The son of Sir Hugh Watson, an Edinburgh solicitor, being an author who spent his days as a working arts journalist, Watson seemed to hold out the promise of becoming a major literary figure on the Scottish scene, rooted in local tradition and history, but with a wider and more international perspective than his contemporaries. The mystical factor probably led to his growing addiction to alcohol that, in spite of periods when he successfully went off it, finally caused his mind to collapse into dementia, so that his last years were tragically spent as a total invalid in a home.

Before that, realising that he could not continue working at The Scotsman in a conventional administrative job, he left to spend a year teaching in Canada, during which time he managed to overcome the demon within him and returned to become night editor at the Glasgow Herald, a job so far below his qualifications and abilities that the editor was profoundly embarrassed, but he wanted the time to reorganise his life and was determined to continue writing while a major fictional project was taking place within his mind. Unfortunately, whatever it was that drove him to escape the conventional world of work, habit and reasonable conduct deserted him again, and he relapsed and never recovered.

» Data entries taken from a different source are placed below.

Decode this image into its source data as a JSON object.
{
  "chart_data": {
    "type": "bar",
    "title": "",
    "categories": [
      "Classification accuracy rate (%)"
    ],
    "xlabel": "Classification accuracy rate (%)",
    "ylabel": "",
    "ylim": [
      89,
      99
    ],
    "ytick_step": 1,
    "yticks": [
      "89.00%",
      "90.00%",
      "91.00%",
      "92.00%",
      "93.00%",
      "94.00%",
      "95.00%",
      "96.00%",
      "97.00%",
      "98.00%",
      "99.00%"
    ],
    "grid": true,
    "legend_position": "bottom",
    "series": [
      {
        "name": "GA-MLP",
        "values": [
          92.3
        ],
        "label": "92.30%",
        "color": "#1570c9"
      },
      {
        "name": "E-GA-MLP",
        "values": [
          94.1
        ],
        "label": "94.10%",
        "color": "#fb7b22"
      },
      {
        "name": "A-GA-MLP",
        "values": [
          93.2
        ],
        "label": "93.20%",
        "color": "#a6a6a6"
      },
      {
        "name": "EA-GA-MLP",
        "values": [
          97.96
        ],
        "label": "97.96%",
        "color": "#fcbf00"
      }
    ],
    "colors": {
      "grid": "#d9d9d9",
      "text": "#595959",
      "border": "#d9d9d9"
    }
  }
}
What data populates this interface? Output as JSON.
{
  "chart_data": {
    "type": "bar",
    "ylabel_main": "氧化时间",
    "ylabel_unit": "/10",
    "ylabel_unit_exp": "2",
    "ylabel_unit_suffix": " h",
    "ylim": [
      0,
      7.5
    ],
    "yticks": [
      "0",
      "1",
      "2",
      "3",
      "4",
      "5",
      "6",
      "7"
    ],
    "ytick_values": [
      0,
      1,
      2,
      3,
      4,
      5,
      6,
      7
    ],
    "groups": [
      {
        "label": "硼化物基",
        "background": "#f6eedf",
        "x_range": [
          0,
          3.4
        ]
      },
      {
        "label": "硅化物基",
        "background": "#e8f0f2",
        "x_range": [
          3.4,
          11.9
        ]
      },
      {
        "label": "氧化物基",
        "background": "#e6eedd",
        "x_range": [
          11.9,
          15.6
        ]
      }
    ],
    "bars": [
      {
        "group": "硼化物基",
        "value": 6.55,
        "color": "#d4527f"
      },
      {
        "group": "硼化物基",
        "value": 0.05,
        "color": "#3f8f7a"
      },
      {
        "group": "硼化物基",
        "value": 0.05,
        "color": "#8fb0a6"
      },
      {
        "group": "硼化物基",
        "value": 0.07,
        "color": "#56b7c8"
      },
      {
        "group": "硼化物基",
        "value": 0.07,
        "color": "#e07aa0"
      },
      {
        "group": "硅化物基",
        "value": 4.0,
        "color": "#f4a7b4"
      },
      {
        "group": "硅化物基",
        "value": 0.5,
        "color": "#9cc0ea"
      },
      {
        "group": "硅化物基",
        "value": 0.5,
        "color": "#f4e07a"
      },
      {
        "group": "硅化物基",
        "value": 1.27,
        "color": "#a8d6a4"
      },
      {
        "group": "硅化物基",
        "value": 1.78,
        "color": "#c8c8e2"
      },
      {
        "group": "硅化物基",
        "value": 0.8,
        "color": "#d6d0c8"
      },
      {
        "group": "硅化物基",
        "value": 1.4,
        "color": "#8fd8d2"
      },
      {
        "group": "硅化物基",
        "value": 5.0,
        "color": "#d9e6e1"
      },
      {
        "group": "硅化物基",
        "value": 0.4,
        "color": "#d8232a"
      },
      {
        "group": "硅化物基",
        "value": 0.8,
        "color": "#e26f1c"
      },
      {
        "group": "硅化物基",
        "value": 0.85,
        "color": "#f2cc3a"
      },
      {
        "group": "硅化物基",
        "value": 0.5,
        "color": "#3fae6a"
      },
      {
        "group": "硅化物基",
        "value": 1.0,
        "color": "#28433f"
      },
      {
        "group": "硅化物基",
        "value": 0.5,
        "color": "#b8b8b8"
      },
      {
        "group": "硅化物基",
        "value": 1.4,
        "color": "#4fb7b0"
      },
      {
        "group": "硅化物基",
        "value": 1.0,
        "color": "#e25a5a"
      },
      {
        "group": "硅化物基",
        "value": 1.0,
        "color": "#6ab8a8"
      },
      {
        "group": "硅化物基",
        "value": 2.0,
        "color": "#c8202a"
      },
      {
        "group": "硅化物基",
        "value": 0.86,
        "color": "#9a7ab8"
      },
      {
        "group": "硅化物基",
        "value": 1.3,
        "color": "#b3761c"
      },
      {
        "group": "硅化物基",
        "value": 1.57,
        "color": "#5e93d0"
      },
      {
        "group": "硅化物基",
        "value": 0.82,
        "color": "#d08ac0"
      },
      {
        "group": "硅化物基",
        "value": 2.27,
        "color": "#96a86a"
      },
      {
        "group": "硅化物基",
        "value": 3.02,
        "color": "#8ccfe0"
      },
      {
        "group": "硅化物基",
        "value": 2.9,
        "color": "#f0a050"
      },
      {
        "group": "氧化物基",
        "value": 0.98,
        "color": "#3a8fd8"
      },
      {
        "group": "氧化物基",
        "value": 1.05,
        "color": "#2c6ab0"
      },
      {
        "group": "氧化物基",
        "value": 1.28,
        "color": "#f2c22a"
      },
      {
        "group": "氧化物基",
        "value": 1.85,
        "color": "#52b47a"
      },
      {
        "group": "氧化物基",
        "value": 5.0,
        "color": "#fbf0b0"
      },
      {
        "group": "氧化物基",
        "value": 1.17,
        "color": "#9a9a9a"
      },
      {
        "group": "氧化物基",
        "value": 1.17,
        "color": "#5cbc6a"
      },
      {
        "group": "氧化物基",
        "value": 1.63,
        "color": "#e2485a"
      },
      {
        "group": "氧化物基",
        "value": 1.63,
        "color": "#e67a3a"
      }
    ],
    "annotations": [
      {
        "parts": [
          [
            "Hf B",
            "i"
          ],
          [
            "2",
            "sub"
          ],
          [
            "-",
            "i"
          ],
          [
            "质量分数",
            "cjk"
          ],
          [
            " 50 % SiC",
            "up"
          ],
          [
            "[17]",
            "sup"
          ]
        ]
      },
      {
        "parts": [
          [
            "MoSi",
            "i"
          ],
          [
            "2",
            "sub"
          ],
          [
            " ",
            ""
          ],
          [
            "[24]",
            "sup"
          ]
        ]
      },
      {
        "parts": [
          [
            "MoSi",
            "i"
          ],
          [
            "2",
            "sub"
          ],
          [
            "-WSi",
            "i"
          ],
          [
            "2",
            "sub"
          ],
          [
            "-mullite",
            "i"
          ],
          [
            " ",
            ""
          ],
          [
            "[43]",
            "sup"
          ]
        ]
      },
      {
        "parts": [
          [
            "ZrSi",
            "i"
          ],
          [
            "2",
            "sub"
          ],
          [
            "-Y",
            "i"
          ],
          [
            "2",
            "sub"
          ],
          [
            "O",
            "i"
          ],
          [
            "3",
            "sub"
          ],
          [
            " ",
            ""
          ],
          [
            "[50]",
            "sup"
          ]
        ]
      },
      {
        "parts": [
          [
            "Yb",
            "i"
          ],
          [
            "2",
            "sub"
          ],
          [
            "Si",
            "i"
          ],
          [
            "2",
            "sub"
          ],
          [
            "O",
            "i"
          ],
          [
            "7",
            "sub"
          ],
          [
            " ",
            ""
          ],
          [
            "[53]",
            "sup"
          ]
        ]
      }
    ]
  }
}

Perth Theatre produced two of his plays, The Couch and Dodwell's Last Trump. The Traverse Theatre produced a collaborative play on the theme of Dracula to which he contributed. He also wrote novels. The macabre and the sinister obviously had a special fascination for Watson, but this was not evident in his everyday demeanour or his often mischievous sense of humour and general air of bonhomie. He was in many ways two people, his private side coming out in his disappearances from social life into a secret world in which he unfortunately spent his last years with no-one knowing what was happening inside his brain.

The social Watson was always full of fun, generous and cheerful with a keen intelligence that could take an interest in everything around him. It was as if the Calvinist God could not make up his mind whether he belonged to the elect or not.

Watson was married twice but the first marriage broke up 40 years ago.

His long-term companion during his periods of normality was Catherine Robins who became his second wife and survives him. She was with him at the end. The many who remember him talk primarily about his wit, quick repartee and precious ability to see the humour in every situation. It is possible that more of his writing will yet emerge.

Bill Watson's funeral will be held tomorrow at Warriston Crematorium at 3:50pm.